Su motel. Myron se lo había figurado. Eso explicaba la presencia de Carl.

– Exacto -dijo Myron.

– Carl.

– Sí, señor Squires.

– ¿Sabías algo sobre este secuestro?

– No, señor Squires.

– Bien, habrá que hacer algo al respecto -señaló Squires-. Nadie hace algo así en mi territorio. ¿Me oyes? Nadie.

Aquel tío había visto demasiadas películas de gángsteres.

– Quienquiera que lo haya hecho, es hombre muerto -añadió-. ¿Me oye? Los quiero muertos. ¡Muertos! ¿Comprende lo que estoy diciendo, señor Bolitar?

– Muertos -dijo Myron, asintiendo.

La sombra de Squires lo señaló con un dedo.

– Encuéntrelo para mí. Descubra quién hizo esto y entonces llámeme. Yo me haré cargo. ¿Lo comprende, señor Bolitar?

– Lo llamo. Usted se encarga.

– Ahora, váyase.
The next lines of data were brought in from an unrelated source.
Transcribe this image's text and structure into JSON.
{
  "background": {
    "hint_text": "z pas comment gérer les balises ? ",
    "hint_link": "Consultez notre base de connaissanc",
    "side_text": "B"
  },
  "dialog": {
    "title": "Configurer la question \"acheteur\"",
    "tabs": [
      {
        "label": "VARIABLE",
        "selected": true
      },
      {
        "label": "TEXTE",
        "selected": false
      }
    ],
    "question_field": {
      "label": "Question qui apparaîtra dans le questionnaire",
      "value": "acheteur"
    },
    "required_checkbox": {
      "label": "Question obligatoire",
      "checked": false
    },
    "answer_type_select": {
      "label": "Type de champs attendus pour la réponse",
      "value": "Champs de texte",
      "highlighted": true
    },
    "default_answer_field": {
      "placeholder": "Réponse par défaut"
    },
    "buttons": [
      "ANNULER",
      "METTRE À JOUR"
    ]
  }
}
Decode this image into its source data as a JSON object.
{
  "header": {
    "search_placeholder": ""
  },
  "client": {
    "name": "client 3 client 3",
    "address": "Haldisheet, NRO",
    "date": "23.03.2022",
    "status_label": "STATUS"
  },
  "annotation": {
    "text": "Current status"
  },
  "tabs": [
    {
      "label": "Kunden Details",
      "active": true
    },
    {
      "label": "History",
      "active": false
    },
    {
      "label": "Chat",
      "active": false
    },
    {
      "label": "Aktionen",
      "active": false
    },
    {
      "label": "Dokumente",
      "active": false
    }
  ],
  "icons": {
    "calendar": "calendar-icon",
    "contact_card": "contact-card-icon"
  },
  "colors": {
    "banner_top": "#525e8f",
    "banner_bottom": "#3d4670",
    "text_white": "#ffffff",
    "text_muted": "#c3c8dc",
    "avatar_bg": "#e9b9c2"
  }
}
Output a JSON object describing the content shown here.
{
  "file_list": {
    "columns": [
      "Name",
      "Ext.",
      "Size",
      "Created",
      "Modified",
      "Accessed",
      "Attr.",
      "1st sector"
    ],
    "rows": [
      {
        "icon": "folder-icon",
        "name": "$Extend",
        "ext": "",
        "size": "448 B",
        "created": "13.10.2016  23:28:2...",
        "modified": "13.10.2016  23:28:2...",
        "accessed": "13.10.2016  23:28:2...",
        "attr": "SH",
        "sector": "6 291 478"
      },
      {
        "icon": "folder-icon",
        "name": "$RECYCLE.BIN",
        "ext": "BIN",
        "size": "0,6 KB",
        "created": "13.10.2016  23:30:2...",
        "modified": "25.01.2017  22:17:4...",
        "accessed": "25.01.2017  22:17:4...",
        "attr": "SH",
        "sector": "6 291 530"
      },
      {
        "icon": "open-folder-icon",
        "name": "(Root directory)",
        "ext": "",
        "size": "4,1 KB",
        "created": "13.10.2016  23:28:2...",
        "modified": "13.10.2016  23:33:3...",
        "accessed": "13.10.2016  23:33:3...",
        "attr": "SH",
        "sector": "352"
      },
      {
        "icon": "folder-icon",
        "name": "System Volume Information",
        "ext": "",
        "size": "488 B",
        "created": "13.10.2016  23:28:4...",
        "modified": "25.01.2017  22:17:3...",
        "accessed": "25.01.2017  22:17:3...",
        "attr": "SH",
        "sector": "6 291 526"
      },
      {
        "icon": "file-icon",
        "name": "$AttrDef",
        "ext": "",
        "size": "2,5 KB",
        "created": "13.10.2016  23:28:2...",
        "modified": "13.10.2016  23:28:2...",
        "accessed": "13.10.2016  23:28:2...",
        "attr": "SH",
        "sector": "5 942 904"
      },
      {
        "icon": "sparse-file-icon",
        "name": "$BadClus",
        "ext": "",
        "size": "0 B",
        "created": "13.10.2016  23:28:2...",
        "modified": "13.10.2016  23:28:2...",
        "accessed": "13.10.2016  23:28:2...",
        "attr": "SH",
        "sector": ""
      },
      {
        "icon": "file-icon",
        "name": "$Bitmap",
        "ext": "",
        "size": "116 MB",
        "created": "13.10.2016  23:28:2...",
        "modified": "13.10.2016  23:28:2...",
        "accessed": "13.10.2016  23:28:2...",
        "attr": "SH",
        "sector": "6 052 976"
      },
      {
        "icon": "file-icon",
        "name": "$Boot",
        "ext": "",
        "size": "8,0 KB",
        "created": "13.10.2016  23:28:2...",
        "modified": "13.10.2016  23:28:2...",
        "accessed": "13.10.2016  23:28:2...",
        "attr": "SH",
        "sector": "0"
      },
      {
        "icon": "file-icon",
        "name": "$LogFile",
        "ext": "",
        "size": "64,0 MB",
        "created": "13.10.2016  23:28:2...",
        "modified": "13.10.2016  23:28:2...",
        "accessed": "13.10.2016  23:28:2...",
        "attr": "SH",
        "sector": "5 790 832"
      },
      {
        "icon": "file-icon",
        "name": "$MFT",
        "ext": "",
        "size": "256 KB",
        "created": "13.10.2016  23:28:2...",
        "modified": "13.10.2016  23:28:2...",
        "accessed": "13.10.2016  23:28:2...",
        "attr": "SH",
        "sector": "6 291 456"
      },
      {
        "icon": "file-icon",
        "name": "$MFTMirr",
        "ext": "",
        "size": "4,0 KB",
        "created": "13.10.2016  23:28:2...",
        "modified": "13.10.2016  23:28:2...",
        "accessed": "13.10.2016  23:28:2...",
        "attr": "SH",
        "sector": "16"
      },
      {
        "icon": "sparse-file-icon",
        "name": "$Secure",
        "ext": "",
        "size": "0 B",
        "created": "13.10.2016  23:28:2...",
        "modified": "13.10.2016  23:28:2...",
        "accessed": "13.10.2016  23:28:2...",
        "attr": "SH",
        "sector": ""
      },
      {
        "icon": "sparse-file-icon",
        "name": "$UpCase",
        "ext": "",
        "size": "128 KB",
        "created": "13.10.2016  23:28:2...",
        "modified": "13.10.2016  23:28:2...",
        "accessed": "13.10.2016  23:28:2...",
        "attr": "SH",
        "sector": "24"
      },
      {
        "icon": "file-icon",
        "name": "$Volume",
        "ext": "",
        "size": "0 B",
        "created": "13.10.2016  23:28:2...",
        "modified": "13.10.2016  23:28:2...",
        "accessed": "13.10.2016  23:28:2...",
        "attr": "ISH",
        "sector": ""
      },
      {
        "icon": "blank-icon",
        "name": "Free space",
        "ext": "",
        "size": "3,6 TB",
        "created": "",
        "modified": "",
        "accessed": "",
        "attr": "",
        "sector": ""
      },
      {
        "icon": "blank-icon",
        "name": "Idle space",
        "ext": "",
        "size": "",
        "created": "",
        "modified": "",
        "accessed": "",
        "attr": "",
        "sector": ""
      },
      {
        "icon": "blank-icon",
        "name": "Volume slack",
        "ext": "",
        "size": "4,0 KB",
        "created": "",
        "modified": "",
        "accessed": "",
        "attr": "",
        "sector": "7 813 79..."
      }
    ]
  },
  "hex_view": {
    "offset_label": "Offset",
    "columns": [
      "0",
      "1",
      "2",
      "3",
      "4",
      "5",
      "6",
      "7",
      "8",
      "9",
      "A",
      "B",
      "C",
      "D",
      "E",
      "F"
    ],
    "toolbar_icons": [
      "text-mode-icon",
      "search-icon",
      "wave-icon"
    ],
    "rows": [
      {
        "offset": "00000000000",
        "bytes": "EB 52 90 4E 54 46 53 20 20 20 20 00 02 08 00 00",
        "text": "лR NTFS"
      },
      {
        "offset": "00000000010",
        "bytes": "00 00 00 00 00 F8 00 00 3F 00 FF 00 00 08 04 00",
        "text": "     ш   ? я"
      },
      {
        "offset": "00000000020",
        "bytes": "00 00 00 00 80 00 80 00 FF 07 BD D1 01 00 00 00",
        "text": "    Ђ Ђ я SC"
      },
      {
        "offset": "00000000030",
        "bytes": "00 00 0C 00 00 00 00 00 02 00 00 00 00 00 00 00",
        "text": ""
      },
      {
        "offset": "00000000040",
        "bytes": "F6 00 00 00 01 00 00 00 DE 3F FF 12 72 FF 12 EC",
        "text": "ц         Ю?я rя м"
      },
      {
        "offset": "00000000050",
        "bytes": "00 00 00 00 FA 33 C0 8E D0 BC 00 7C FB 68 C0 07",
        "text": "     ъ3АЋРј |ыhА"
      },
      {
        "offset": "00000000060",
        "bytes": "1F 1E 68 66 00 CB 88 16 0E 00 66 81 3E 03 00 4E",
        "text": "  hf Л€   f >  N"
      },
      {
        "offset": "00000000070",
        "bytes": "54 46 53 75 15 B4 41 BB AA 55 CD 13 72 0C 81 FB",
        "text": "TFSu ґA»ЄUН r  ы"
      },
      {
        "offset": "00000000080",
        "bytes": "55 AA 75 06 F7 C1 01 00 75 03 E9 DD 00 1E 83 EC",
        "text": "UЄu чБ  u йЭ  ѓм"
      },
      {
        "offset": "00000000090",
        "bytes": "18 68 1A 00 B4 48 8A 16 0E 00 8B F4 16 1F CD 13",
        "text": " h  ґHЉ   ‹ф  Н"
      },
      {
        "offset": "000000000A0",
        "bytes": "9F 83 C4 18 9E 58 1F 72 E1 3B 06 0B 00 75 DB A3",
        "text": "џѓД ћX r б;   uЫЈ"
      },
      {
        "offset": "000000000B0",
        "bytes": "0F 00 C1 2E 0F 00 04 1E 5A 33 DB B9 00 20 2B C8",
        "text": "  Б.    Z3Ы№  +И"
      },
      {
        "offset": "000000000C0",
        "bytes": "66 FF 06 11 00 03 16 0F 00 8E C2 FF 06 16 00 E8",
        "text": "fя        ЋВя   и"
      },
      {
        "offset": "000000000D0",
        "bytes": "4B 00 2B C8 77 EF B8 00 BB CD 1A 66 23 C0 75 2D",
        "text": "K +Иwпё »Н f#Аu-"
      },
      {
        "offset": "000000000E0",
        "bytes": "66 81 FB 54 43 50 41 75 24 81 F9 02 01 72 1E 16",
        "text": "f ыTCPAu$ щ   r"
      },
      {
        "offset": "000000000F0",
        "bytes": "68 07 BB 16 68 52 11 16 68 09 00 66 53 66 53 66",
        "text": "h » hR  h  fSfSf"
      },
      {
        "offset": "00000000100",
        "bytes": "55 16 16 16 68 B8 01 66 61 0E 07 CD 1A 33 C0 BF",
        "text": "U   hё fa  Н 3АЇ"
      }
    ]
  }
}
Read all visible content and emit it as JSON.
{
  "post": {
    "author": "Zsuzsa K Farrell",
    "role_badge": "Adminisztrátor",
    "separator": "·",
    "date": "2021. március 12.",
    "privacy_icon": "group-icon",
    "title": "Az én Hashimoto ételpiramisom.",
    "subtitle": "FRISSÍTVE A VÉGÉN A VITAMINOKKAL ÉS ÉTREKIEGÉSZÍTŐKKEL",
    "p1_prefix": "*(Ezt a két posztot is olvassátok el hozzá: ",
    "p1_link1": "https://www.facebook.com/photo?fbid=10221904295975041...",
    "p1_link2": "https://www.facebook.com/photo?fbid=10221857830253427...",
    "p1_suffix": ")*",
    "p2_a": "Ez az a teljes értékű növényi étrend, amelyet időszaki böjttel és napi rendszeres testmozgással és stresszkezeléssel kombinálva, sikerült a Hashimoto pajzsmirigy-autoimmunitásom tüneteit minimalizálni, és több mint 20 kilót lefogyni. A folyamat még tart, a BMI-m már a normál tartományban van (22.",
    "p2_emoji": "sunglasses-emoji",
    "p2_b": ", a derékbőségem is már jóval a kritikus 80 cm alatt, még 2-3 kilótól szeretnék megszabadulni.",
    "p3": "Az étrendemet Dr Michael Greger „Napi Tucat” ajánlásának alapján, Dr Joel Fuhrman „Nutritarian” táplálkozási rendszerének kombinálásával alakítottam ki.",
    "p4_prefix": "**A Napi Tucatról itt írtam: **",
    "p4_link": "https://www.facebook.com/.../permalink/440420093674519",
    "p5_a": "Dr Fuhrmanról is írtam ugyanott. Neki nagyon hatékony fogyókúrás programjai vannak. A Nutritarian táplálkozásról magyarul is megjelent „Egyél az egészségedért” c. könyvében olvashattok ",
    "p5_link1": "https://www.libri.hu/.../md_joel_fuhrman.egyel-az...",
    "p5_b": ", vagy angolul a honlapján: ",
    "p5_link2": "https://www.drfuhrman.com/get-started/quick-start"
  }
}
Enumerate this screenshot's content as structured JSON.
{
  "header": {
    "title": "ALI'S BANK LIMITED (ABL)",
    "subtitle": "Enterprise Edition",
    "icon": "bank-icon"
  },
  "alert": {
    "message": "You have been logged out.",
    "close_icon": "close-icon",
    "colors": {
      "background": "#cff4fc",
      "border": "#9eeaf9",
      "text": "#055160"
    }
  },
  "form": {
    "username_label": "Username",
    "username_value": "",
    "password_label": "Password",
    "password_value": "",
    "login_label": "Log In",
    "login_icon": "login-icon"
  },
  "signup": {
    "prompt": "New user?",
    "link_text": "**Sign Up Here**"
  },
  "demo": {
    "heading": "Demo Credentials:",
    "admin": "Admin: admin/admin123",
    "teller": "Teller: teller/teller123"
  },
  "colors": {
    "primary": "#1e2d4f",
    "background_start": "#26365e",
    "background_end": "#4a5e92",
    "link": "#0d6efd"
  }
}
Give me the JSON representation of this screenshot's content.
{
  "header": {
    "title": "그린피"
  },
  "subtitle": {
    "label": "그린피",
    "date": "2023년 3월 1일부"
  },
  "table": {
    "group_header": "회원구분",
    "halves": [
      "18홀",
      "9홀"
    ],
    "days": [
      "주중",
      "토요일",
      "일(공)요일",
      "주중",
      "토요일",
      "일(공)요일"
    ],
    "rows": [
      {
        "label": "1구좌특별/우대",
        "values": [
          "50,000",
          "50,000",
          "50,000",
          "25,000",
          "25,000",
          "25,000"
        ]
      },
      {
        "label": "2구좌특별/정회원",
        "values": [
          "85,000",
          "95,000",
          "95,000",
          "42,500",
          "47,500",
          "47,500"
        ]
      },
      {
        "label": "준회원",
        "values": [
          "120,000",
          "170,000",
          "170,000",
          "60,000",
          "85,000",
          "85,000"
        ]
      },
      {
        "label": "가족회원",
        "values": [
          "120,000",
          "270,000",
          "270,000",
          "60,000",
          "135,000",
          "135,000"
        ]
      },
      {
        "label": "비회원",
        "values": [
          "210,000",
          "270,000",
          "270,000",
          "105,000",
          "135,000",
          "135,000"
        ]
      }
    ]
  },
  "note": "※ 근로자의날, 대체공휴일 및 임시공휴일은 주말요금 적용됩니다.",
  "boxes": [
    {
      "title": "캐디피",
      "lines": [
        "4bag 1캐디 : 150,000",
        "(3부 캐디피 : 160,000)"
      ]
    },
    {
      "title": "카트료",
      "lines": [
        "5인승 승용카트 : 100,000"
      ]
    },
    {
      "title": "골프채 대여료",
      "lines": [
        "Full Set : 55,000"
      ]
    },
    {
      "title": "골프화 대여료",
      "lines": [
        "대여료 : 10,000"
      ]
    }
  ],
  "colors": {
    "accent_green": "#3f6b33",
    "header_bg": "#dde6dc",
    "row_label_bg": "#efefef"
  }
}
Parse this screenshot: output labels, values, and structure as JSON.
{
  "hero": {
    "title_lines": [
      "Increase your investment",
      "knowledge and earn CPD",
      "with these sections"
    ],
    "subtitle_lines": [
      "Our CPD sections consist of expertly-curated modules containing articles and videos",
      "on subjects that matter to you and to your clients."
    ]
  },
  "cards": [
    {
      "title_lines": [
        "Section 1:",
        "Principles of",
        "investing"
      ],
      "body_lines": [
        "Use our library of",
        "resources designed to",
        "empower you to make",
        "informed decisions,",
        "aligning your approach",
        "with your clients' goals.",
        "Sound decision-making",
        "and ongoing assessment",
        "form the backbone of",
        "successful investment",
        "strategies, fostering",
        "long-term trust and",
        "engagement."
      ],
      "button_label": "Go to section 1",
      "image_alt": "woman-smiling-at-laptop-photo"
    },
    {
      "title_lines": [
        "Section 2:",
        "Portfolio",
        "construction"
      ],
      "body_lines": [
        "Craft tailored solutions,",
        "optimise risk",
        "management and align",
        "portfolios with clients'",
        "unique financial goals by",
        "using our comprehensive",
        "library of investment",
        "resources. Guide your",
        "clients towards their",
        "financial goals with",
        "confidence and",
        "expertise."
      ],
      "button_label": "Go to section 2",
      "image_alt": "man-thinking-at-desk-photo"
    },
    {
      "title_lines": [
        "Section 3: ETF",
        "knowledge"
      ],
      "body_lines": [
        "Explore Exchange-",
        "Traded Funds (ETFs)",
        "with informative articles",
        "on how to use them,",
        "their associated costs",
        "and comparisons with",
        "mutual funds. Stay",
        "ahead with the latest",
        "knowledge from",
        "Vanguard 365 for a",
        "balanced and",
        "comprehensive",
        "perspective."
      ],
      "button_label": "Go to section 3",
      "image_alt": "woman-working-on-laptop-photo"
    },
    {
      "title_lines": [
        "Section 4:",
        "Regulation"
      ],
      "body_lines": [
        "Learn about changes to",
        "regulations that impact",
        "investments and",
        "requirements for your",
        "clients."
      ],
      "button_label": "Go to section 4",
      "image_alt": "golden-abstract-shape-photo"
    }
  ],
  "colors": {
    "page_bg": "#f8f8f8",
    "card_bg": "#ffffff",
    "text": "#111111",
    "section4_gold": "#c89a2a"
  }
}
Encuentre a ese miserable cabrón.

– Eso está hecho, señor Squires -dijo Myron-, pero el caso es que necesito ayuda.

– ¿Qué clase de ayuda?

– Con su permiso, me gustaría hablar con su hijo Matthew. Necesito averiguar qué sabe sobre este asunto.

– ¿Qué le hace pensar que él está al corriente de algo?

– Es el mejor amigo de Chad. Puede que haya oído o visto algo. No lo sé, señor Squires, pero me gustaría comprobarlo.

Se produjo un breve silencio.

– Hágalo -dijo Squires al cabo-. Carl lo acompañará de regreso al colegio. Matthew hablará sin ninguna traba con usted.

– Gracias, señor Squires.

La luz se apagó, sumiéndolos de nuevo en una densa oscuridad. Myron tanteó el camino hasta la puerta del coche. Esperanza, que seguía «recobrándose», se las ingenió para hacer lo mismo. También Carl. Los tres subieron al coche.

Myron se volvió y miró a Carl, que se encogió de hombros y dijo:

– Imagino que olvidó tomar la medicación.